Dans la cohabitation qui se dessine, il est un tabou qui pourrait aussi sauter : celui de l’impossible rapprochement entre Les Républicains de Laurent Wauquiez et le RN de Marine Le Pen. Si Barnier veut s’inscrire dans le temps et différer ainsi la possible démission du chef de l’Etat (relire mon billet du 4 septembre), il doit non seulement tourner la page du macronisme, mais mener une politique en adéquation avec les attentes de la vraie droite, dont 80% des électeurs ont rejoint le RN. Les LR ont accepté in fine, en avalisant la nomination de Barnier, de revoir leur doctrine qui refusait toute collaboration avec Macron. Ils se sont ralliés au conseil de Nicolas Sarkozy, favorable à une participation gouvernementale. Mais les LR se fourvoieraient s’ils devaient devenir la bouée de sauvetage d’un président dont les Français ne veulent plus.
S’ils veulent continuer d’exister, les LR vont être contraints de se rapprocher du RN, afin de mener une politique qui lui soit acceptable et le dissuade d’utiliser la censure comme un couperet. Les sujets liés à l’immigration, à l’insécurité, au poids bureaucratique, à l’endettement, à la proportionnelle sont autant de thèmes qui peuvent devenir des terrains d’entente entre les droites et préparer leurs dirigeants, prisonniers de leurs dogmes, à s’unir contre un système en faillite.

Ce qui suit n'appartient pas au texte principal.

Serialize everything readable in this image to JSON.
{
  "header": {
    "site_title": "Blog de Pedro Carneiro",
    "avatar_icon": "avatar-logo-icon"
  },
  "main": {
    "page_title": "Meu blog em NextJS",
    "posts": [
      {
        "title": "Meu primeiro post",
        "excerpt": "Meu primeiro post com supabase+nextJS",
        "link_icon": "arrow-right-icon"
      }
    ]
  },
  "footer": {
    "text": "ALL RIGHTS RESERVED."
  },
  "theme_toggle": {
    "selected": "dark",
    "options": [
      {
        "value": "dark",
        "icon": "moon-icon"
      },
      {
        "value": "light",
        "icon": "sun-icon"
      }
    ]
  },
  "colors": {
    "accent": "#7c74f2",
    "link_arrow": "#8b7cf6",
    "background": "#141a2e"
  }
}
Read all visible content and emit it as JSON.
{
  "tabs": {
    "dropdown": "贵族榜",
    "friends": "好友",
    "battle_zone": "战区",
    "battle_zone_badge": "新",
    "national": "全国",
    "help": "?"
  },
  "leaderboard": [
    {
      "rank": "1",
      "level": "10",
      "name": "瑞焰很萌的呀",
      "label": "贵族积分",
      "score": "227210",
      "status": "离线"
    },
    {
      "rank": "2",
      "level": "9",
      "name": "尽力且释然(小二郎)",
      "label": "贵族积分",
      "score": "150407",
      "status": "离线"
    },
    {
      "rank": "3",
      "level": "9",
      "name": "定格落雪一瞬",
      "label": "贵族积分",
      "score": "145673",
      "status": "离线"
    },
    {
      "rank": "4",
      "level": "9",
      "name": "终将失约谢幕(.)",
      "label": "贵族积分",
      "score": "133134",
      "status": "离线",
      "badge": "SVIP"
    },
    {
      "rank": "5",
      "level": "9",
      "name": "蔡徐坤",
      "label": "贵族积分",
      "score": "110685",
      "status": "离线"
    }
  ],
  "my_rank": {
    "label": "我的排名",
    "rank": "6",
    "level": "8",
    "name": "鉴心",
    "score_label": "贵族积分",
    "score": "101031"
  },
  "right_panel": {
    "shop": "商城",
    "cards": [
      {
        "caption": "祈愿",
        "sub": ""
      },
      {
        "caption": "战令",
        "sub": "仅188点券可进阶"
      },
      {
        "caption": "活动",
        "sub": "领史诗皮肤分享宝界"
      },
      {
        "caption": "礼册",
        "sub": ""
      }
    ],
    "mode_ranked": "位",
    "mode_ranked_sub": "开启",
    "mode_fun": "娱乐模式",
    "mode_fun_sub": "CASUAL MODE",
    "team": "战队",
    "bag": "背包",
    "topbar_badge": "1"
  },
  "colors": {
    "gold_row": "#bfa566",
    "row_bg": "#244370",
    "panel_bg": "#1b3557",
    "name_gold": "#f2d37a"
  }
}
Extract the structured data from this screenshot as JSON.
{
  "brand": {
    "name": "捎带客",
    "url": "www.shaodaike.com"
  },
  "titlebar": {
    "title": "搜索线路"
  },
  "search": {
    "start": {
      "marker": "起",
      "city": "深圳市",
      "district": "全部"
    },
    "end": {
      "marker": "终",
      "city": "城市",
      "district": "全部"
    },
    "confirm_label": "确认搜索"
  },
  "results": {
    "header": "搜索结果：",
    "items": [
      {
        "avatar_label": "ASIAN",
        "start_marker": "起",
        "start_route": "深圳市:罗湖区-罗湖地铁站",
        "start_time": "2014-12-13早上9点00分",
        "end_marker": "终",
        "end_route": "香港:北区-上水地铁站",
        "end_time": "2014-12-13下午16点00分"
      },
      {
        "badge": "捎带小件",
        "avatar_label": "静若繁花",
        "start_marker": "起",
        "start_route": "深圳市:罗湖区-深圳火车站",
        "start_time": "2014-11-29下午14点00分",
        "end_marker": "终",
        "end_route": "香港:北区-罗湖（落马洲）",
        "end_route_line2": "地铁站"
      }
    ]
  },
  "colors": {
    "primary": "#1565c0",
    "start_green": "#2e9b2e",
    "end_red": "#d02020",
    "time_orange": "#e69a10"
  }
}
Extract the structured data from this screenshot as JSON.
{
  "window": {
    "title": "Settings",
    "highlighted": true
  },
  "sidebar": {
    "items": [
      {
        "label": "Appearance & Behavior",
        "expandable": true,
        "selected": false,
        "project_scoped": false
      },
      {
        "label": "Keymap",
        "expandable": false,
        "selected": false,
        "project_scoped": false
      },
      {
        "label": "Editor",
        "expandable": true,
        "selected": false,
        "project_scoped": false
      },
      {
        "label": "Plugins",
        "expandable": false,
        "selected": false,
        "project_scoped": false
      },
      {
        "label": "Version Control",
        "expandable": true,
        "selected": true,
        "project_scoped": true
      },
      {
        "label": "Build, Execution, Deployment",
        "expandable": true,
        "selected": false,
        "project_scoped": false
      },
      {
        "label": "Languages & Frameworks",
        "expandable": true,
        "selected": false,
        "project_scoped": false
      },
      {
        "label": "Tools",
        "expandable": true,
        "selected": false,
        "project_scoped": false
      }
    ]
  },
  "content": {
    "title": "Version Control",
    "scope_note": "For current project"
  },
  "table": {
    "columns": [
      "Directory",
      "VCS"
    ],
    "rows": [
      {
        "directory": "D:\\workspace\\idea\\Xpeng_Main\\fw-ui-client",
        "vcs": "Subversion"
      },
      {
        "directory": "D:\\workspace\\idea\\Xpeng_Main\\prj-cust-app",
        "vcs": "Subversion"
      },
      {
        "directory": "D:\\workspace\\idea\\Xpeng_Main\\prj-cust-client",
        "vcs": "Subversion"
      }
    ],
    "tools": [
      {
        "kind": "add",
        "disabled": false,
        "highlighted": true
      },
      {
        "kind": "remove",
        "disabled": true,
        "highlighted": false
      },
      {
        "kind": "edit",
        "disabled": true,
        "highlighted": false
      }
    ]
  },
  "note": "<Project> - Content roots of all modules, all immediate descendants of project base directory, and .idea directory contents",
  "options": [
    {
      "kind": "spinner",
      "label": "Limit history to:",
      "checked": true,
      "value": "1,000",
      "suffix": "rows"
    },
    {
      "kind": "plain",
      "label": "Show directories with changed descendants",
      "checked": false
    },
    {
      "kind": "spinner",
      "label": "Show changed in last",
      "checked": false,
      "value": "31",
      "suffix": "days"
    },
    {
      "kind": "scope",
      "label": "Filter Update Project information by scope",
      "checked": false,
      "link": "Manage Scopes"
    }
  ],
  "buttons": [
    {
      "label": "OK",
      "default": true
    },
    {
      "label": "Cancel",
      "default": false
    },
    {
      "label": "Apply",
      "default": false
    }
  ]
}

Barnier, homme prudent, aura-t-il l’audace d’affronter le politiquement correct macronien, ses médias et leurs grands clercs ? Samedi, il a consacré son premier déplacement à une visite de l’hôpital Necker, à Paris. L’occasion pour lui de placer la santé parmi ses priorités. Ce terrain est assurément consensuel. Mais c’est la France, malade de sa classe politique démissionnaire, qu’il s’agit de soigner.